SEC Opens 60-Day Comment Window on Novel ETFs, With Crypto and Prediction Markets in Play
• June 30, 2026 9:42 pm • CommentsThe Securities and Exchange Commission opened a public comment process on June 30, 2026, asking how ETFs built around innovative asset classes or novel investment strategies should be allowed to reach market.
Comments stay open for 60 days after the request is published in the Federal Register.
This is more than an approval of any single fund. It is the regulator building a record before it decides how the next wave of nontraditional ETFs gets cleared.
For crypto readers, that record is the whole game. Whether a spot crypto ETF, a digital-asset basket, or an event-contract product can use the faster ETF path may come down to what this comment file ultimately says.
The SEC announced today they are requesting public comment on “novel” ETFs (sparked by the slew of prediction market ETFs) in effort to come up w framework for what should be ETF-able, making approvals standardized (so less backlog) and to limit issuer leapfrogging. scoop via… pic.twitter.com/DuEaH4hfLr
— Eric Balchunas (@EricBalchunas) June 30, 2026
The SEC framed the request around three goals it repeats often: encouraging ETF innovation, protecting investors, and keeping markets fair and orderly while supporting capital formation.
The scale explains the timing. The agency noted ETF assets grew from about $4 trillion in 2019 to more than $12 trillion at the end of 2025.
A category that large now includes products the old rulebook never contemplated, and the filings keep coming.
CoinDesk added the key context on this story. CoinDesk connects the SEC release directly to the crypto ETF market.
Its report said the agency is reexamining how it handles novel ETFs, including funds focused on crypto and other less traditional assets. A central issue is whether an ETF provider that does not invest in traditional securities can meet the Investment Company Act definition.
That question matters because ETF registration can be much smoother for products that fit the existing framework. CoinDesk also cited TD Cowen policy analyst Jaret Seiberg, who said the request could help justify future policy changes allowing a broader universe of ETFs.
The examples named in that analysis include event contracts, crypto assets, and single-stock strategies. That gives crypto readers the real stakes: this review is about the future doorway for unusual ETF products, not a single ticker symbol.
The Block added the key context on this story. The Block adds the prediction-market angle that makes the SEC review especially sensitive.

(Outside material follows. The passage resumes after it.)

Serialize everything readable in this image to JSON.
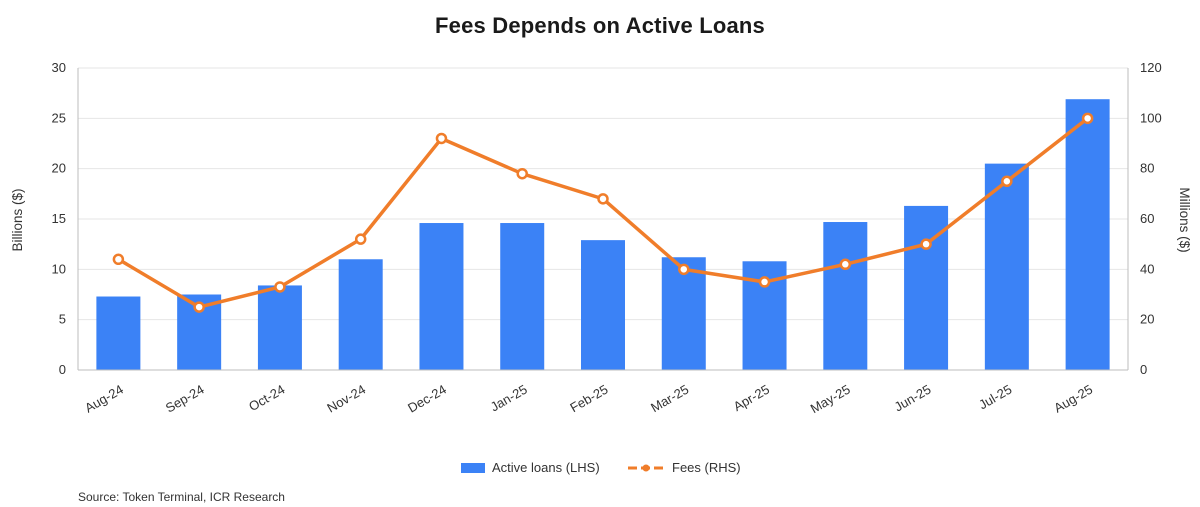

Its report said the agency is looking at novel ETFs after a wave of crypto fund launches and fresh pressure around prediction-market ETFs tied to political and economic outcomes. The Block noted that the SEC has not declared those prediction-market funds effective for listing and trading.
That detail keeps the article grounded: the market is watching for an opening, but the agency has not handed out a green light. The report also said crypto ETFs now reach beyond bitcoin and ether, with funds tied to assets such as SOL and DOGE already live.
That expansion is exactly why the SEC is asking whether the current process still works as product designs move further away from plain-vanilla funds. The Block cited TD Cowen’s view that the request could lead to rule changes as soon as 2027.
The @SECGov opened up a #publiccomment period on exchange-traded funds that are targeting novel investment strategies, officials announced today. Read more: https://t.co/irOvaNMaMz#ETFs #Regulation
— Alternatives Watch (@altswatchnews) June 30, 2026
The mechanics are what crypto investors should track. A standardized framework would cut the backlog, reduce the leapfrogging where one issuer races ahead of another, and give the market a known set of rules for what qualifies.
A brokerage account is still the simplest bridge most Americans have to crypto exposure. Every ETF that clears widens that bridge, and the terms set in this comment file will decide how wide it gets and how fast.
The 60-day clock is the thing to watch. What issuers, exchanges, and investors put on the record now is the raw material the SEC will lean on when the harder decisions land in 2027 and beyond.